The requirements for a School of Transport were announced in November 1936 by the London, Midland and Scottish Railway for the purposes of training 50 students at a time in the best practices of railway work. Derby was chosen as the site of the school because it was geographically central in the LMS empire, and would enable students to visit the sidings, control office, workshops and other places where they could practice some of the things they were studying.

The foundation stone was laid by Sir Josiah Stamp on 22 September 1937.

It was designed by the company architect, William Henry Hamlyn and is dominated by the centrepiece of the facade, the entrance portico, with a full height staircase window and roof lantern. A Portland stone arcade with bas-reliefs by Denis Dunlop runs along the first floor. It opened on 22 July 1938 by the Minister of Transport, Leslie Burgin.

The LMS commissioned various art works for the building. Just inside the main entrance, they installed two mural panels by Norman Wilkinson, one showing an LMS steam ferry, the other three steam locomotives, depicting progress from Stephenson's Rocket to the Princess Coronation Pacific. In the lounge, William Henry Hamlyn designed a mural which shows the development of road and rail transport from 1838 to 1938. It was executed by John Carter, John Ferguson Cooper and Harold Haynes Matthews.

The main Hall of Transport in the building contained a large O gauge railway which was used for educational purposes. It survived until the 1960s.

The first principal of the School was Colonel Lionel Manton.

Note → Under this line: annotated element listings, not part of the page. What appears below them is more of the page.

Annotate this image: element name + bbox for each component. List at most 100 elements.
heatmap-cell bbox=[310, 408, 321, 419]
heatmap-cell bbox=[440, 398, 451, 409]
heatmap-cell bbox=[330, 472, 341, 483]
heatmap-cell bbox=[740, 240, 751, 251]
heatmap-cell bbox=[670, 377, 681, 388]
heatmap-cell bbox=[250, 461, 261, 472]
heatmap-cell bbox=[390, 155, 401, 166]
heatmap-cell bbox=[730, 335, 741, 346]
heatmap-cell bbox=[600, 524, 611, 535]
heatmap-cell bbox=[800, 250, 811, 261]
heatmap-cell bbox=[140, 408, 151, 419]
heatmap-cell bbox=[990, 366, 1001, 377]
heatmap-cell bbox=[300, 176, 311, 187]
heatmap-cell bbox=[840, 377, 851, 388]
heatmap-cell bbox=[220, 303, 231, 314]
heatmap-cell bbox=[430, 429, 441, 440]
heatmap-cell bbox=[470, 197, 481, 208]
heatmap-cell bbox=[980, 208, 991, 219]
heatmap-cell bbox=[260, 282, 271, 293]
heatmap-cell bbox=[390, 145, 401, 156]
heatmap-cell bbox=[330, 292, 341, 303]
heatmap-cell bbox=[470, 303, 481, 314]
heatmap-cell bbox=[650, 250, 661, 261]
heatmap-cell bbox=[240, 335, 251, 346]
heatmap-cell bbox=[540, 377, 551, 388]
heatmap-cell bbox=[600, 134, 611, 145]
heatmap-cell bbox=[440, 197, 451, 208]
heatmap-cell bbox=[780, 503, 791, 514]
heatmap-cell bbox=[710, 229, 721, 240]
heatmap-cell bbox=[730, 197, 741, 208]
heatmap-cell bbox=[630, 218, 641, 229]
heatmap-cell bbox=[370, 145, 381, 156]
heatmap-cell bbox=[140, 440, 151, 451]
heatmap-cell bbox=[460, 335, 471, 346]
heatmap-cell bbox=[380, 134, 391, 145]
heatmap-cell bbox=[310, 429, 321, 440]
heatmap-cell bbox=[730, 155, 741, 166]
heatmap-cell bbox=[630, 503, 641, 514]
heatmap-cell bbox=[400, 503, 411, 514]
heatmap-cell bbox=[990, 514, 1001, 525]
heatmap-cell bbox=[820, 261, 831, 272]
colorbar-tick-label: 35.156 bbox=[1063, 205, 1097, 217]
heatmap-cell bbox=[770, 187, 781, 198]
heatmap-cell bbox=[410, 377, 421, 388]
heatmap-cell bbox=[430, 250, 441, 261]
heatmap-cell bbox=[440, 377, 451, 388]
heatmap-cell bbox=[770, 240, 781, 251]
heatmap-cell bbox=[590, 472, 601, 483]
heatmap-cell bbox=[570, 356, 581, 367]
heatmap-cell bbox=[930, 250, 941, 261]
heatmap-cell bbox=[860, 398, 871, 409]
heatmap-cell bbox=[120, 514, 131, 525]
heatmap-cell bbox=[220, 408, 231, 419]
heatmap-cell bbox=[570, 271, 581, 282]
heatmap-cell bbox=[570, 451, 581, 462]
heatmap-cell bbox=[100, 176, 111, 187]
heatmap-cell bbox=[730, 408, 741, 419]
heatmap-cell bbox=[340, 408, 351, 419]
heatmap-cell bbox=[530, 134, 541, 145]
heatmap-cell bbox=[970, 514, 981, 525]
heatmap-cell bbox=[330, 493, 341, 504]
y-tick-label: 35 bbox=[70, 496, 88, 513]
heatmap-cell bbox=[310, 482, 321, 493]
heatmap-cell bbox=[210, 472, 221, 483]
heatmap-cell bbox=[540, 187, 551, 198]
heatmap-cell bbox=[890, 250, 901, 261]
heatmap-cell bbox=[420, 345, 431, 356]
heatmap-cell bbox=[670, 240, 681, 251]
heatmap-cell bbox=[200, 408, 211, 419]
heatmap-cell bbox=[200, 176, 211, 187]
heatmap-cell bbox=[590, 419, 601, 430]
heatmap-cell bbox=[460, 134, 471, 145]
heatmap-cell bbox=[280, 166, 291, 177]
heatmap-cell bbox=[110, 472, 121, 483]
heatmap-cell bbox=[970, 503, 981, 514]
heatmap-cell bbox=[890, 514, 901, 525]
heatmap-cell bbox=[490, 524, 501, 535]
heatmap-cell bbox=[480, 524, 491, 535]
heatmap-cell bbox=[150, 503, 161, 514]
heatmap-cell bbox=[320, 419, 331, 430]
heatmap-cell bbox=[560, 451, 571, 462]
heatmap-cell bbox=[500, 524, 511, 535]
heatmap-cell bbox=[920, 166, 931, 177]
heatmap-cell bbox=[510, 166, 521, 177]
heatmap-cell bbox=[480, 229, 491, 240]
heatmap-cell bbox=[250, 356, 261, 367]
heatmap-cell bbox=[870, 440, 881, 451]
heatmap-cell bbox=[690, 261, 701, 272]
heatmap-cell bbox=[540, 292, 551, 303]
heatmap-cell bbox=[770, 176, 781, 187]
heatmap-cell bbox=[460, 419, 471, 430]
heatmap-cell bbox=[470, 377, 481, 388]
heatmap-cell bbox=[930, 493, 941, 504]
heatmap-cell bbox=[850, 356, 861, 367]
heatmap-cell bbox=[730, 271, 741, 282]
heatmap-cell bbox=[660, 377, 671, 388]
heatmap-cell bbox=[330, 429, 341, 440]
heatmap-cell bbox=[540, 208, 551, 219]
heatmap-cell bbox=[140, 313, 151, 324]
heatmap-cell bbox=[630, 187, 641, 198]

The school closed as a school for the duration of the Second World War and was used by the Royal Engineers. It was re-opened on 4 March 1946 under its first principal. In 1948 it became the British Rail School of Transport.

In 1956 it was expanded with a diesel traction demonstration building and new courses in engineering. In 1976 it was renamed The Railway Engineering School for signalling, telecommunications and electronics. In 1991 a conference suite was constructed for British Rail's Quality and Safety Services Department. In 1994, the British Rail Civil Engineering Training Centre transferred from Watford and the Railway Engineering School, Derby Signalling, and Telecomms Training Centres at six other locations amalgamated to form the College of Railway Technology, relaunched four years later in 1998 as Catalis Rail Training Ltd.

After closure in 2007, the building was adapted to become Derby Conference Centre.